Publishing pictures of your own employees – when can the employee request that the employer delete them?
For many companies, an online presence is extremely important. Many employers are striving to introduce their teams and work processes in order to improve the relationship of trust with customers. However, the publication of employee pictures or videos is subject to strict data protection regulations.
The Federal Labor Court (BAG) has dealt with some of these data protection aspects in two fundamental decisions in recent months. The main issues involved were the following legal questions:
- Under what circumstances is it permissible to publish employee photos or videos on the company's website?
- Under what conditions can the employee concerned request the removal of the images?
Essentially, the BAG has Decisions from December 11, 2014 – 8 AZR 1010/13 as well as from 02/19/2015 – 8 AZR 1011/13 clarified that portraits of employees in which employees are clearly depicted may only be published on the company's website after appropriate and written consent. The court also found that such consent does not automatically expire after the employee leaves. According to the Erfurt judges, the employee is only entitled to demand the removal of the images if he can provide a plausible reason for this. In its most recent decisions, the court rejected the former employee's baseless request for the images or videos to be removed.
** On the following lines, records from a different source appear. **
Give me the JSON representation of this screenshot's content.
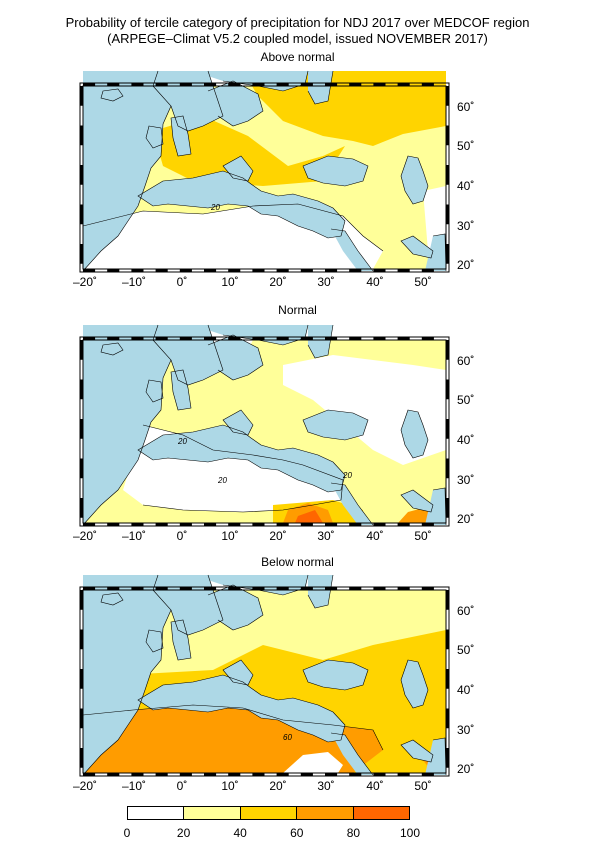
{
  "header": {
    "title_line1": "Probability of tercile category of precipitation for NDJ 2017 over MEDCOF region",
    "title_line2": "(ARPEGE–Climat V5.2 coupled model, issued NOVEMBER 2017)"
  },
  "axes": {
    "x_ticks": [
      "–20˚",
      "–10˚",
      "0˚",
      "10˚",
      "20˚",
      "30˚",
      "40˚",
      "50˚"
    ],
    "y_ticks": [
      "60˚",
      "50˚",
      "40˚",
      "30˚",
      "20˚"
    ]
  },
  "panels": [
    {
      "title": "Above normal",
      "contour_labels": [
        "20"
      ]
    },
    {
      "title": "Normal",
      "contour_labels": [
        "20",
        "20",
        "20"
      ]
    },
    {
      "title": "Below normal",
      "contour_labels": [
        "60"
      ]
    }
  ],
  "colorbar": {
    "ticks": [
      "0",
      "20",
      "40",
      "60",
      "80",
      "100"
    ],
    "colors": [
      "#ffffff",
      "#ffff99",
      "#ffd400",
      "#ff9c00",
      "#ff6600"
    ]
  },
  "colors": {
    "sea": "#add8e6",
    "bin_0_20": "#ffffff",
    "bin_20_40": "#ffff99",
    "bin_40_60": "#ffd400",
    "bin_60_80": "#ff9c00",
    "bin_80_100": "#ff6600"
  }
}
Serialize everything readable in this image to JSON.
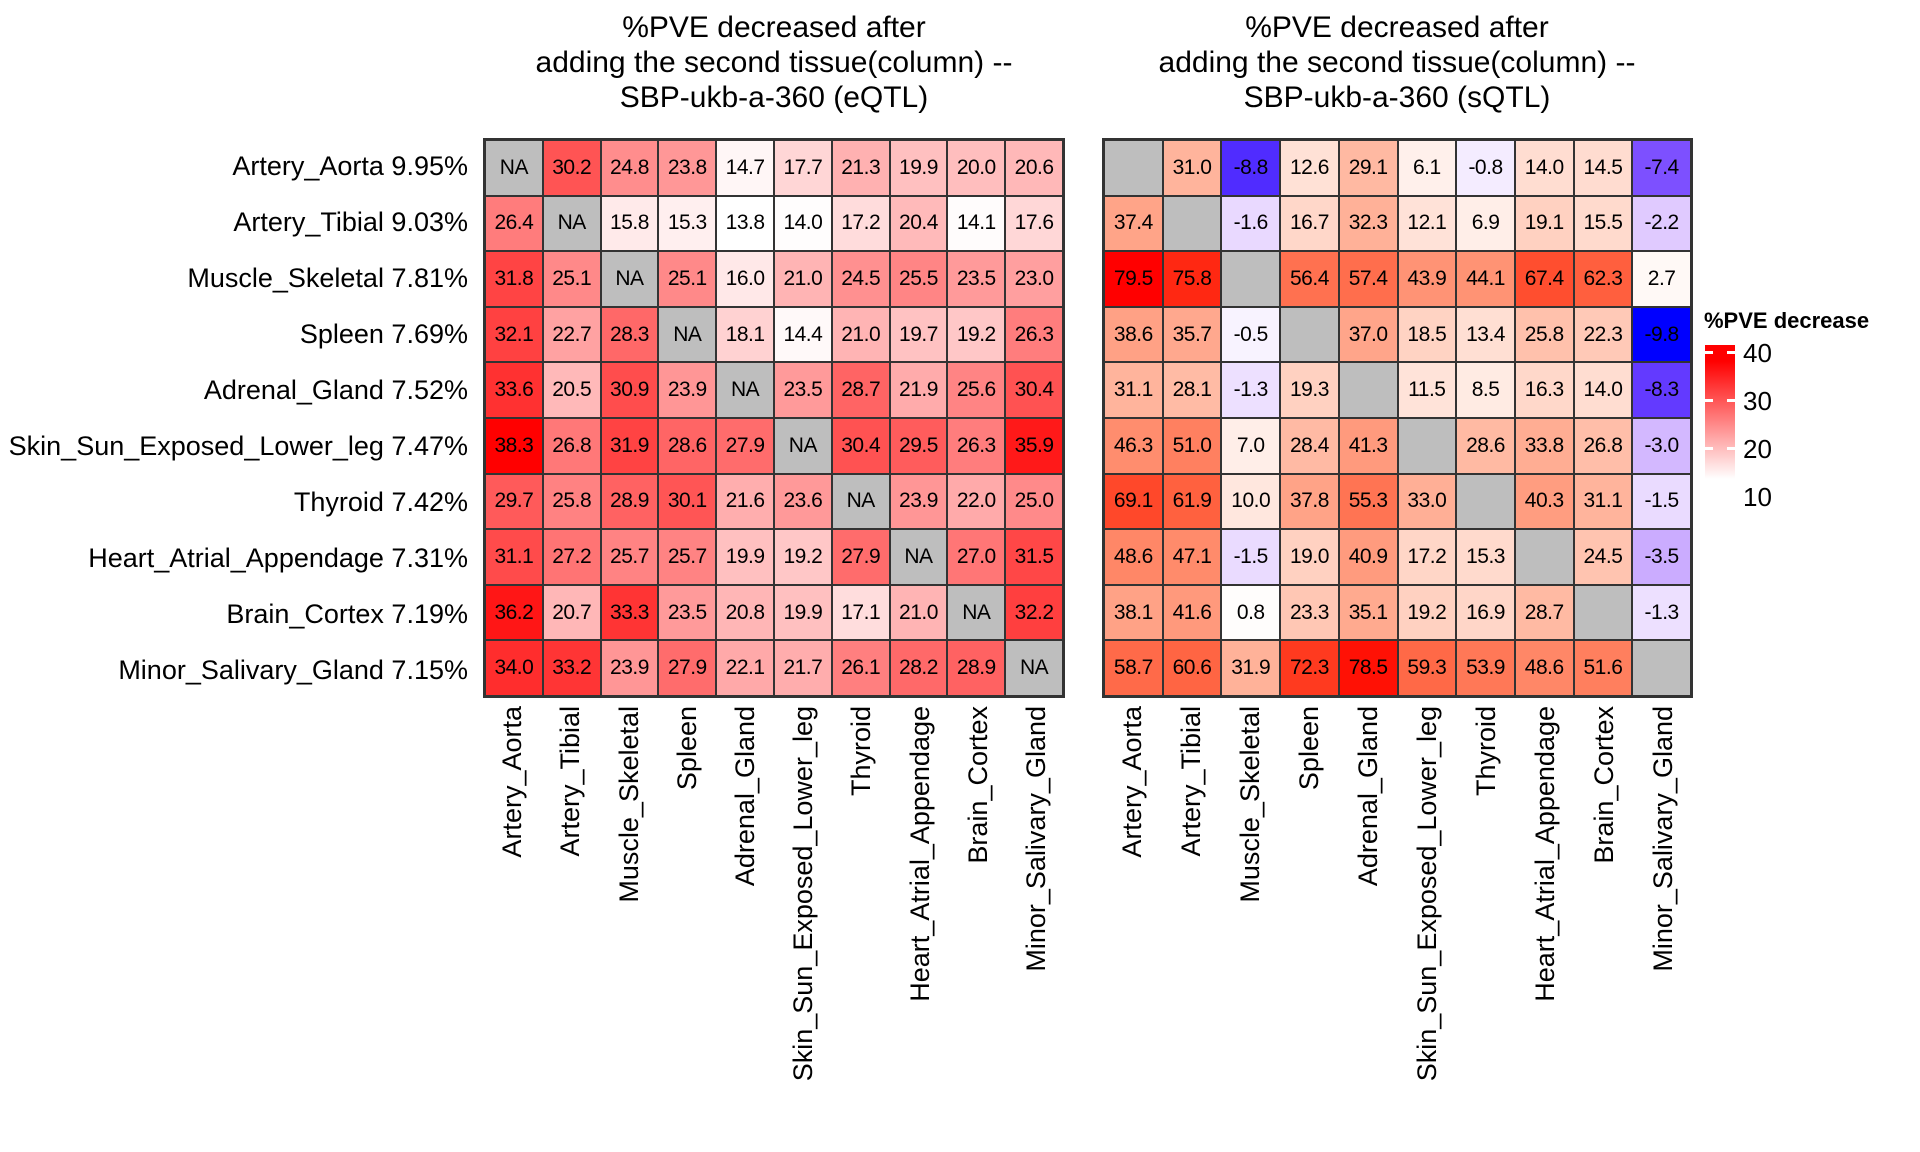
{
  "colors": {
    "background": "#ffffff",
    "na_fill": "#bebebe",
    "cell_border": "#333333",
    "text": "#000000",
    "heat_red": "#ff0000",
    "heat_blue": "#0000ff"
  },
  "chart_data": {
    "type": "heatmap",
    "rows": [
      {
        "tissue": "Artery_Aorta",
        "pve": "9.95%"
      },
      {
        "tissue": "Artery_Tibial",
        "pve": "9.03%"
      },
      {
        "tissue": "Muscle_Skeletal",
        "pve": "7.81%"
      },
      {
        "tissue": "Spleen",
        "pve": "7.69%"
      },
      {
        "tissue": "Adrenal_Gland",
        "pve": "7.52%"
      },
      {
        "tissue": "Skin_Sun_Exposed_Lower_leg",
        "pve": "7.47%"
      },
      {
        "tissue": "Thyroid",
        "pve": "7.42%"
      },
      {
        "tissue": "Heart_Atrial_Appendage",
        "pve": "7.31%"
      },
      {
        "tissue": "Brain_Cortex",
        "pve": "7.19%"
      },
      {
        "tissue": "Minor_Salivary_Gland",
        "pve": "7.15%"
      }
    ],
    "columns": [
      "Artery_Aorta",
      "Artery_Tibial",
      "Muscle_Skeletal",
      "Spleen",
      "Adrenal_Gland",
      "Skin_Sun_Exposed_Lower_leg",
      "Thyroid",
      "Heart_Atrial_Appendage",
      "Brain_Cortex",
      "Minor_Salivary_Gland"
    ],
    "heatmaps": [
      {
        "name": "eQTL",
        "title_lines": [
          "%PVE decreased after",
          "adding the second tissue(column) --",
          "SBP-ukb-a-360 (eQTL)"
        ],
        "na_label": "NA",
        "color_scale": {
          "type": "linear-rgb",
          "white_at": 13.8,
          "red_at": 38.3
        },
        "values": [
          [
            null,
            30.2,
            24.8,
            23.8,
            14.7,
            17.7,
            21.3,
            19.9,
            20.0,
            20.6
          ],
          [
            26.4,
            null,
            15.8,
            15.3,
            13.8,
            14.0,
            17.2,
            20.4,
            14.1,
            17.6
          ],
          [
            31.8,
            25.1,
            null,
            25.1,
            16.0,
            21.0,
            24.5,
            25.5,
            23.5,
            23.0
          ],
          [
            32.1,
            22.7,
            28.3,
            null,
            18.1,
            14.4,
            21.0,
            19.7,
            19.2,
            26.3
          ],
          [
            33.6,
            20.5,
            30.9,
            23.9,
            null,
            23.5,
            28.7,
            21.9,
            25.6,
            30.4
          ],
          [
            38.3,
            26.8,
            31.9,
            28.6,
            27.9,
            null,
            30.4,
            29.5,
            26.3,
            35.9
          ],
          [
            29.7,
            25.8,
            28.9,
            30.1,
            21.6,
            23.6,
            null,
            23.9,
            22.0,
            25.0
          ],
          [
            31.1,
            27.2,
            25.7,
            25.7,
            19.9,
            19.2,
            27.9,
            null,
            27.0,
            31.5
          ],
          [
            36.2,
            20.7,
            33.3,
            23.5,
            20.8,
            19.9,
            17.1,
            21.0,
            null,
            32.2
          ],
          [
            34.0,
            33.2,
            23.9,
            27.9,
            22.1,
            21.7,
            26.1,
            28.2,
            28.9,
            null
          ]
        ]
      },
      {
        "name": "sQTL",
        "title_lines": [
          "%PVE decreased after",
          "adding the second tissue(column) --",
          "SBP-ukb-a-360 (sQTL)"
        ],
        "na_label": "",
        "color_scale": {
          "type": "lab-diverging",
          "blue_at": -9.8,
          "white_at": 0,
          "red_at": 79.5
        },
        "values": [
          [
            null,
            31.0,
            -8.8,
            12.6,
            29.1,
            6.1,
            -0.8,
            14.0,
            14.5,
            -7.4
          ],
          [
            37.4,
            null,
            -1.6,
            16.7,
            32.3,
            12.1,
            6.9,
            19.1,
            15.5,
            -2.2
          ],
          [
            79.5,
            75.8,
            null,
            56.4,
            57.4,
            43.9,
            44.1,
            67.4,
            62.3,
            2.7
          ],
          [
            38.6,
            35.7,
            -0.5,
            null,
            37.0,
            18.5,
            13.4,
            25.8,
            22.3,
            -9.8
          ],
          [
            31.1,
            28.1,
            -1.3,
            19.3,
            null,
            11.5,
            8.5,
            16.3,
            14.0,
            -8.3
          ],
          [
            46.3,
            51.0,
            7.0,
            28.4,
            41.3,
            null,
            28.6,
            33.8,
            26.8,
            -3.0
          ],
          [
            69.1,
            61.9,
            10.0,
            37.8,
            55.3,
            33.0,
            null,
            40.3,
            31.1,
            -1.5
          ],
          [
            48.6,
            47.1,
            -1.5,
            19.0,
            40.9,
            17.2,
            15.3,
            null,
            24.5,
            -3.5
          ],
          [
            38.1,
            41.6,
            0.8,
            23.3,
            35.1,
            19.2,
            16.9,
            28.7,
            null,
            -1.3
          ],
          [
            58.7,
            60.6,
            31.9,
            72.3,
            78.5,
            59.3,
            53.9,
            48.6,
            51.6,
            null
          ]
        ]
      }
    ],
    "legend": {
      "title": "%PVE decrease",
      "ticks": [
        "40",
        "30",
        "20",
        "10"
      ],
      "gradient_top": "#ff0000",
      "gradient_bottom": "#ffffff",
      "position": "right"
    }
  }
}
The BAG’s opinion is to be welcomed. Until now, the legal opinion has often been represented in the literature that the employee can demand the removal of the portraits as soon as they have left the company. The person concerned did not have to give a reason. The BAG did not agree with this view and only considers the employee's claim to be justified if he can provide a plausible reason for it. The court's justification was, among other things, that due to the high fluctuation in many - especially larger - companies, it would be unreasonable for the employers concerned to remove elaborately produced videos immediately after an employee leaves. For this reason, too, the employee has a duty of consideration towards his (former) employer, which continues even after the employment relationship has ended. Due to this obligation, former employees cannot unreasonably request that their own photos or video recordings be removed from the website. In such cases, the employee's right to their own image must be given up because the company's interests prevail.
This means that the employee who has left cannot demand the removal of the portraits without justification. However, such publication is only permitted if lawful consent has been given. Due to the practical relevance of this issue, which should not be underestimated, we take the BAG's decisions as an opportunity to briefly describe the case law requirements for effective consent in accordance with Sections 22 and 23 KUG in conjunction with the requirements of the BDSG. Employers should pay close attention to these requirements.
Consent must be given as follows:
determined and occasion-related,
If the image or video recording of an employee is not just an “accessory” and the individual employee is also removed from their anonymity, the employee must give specific, specific consent. The jurisprudence checks whether the employee was clearly informed of the reason and whether the employee was informed about the type and extent of the use of the images.
voluntarily
The employee must also have voluntarily agreed to the publication. In this context, it should be noted that the BAG made it clear that in such cases, consent can generally be assumed to be voluntary, as long as there is no evidence to the contrary.
and in writing
The court also made it clear that the employee must give consent in writing. Such a formal requirement does not arise directly from the relevant regulation, Section 22 KUG. However, the judges derive this from Section 4 Paragraph 1 Sentence 3 BDSG.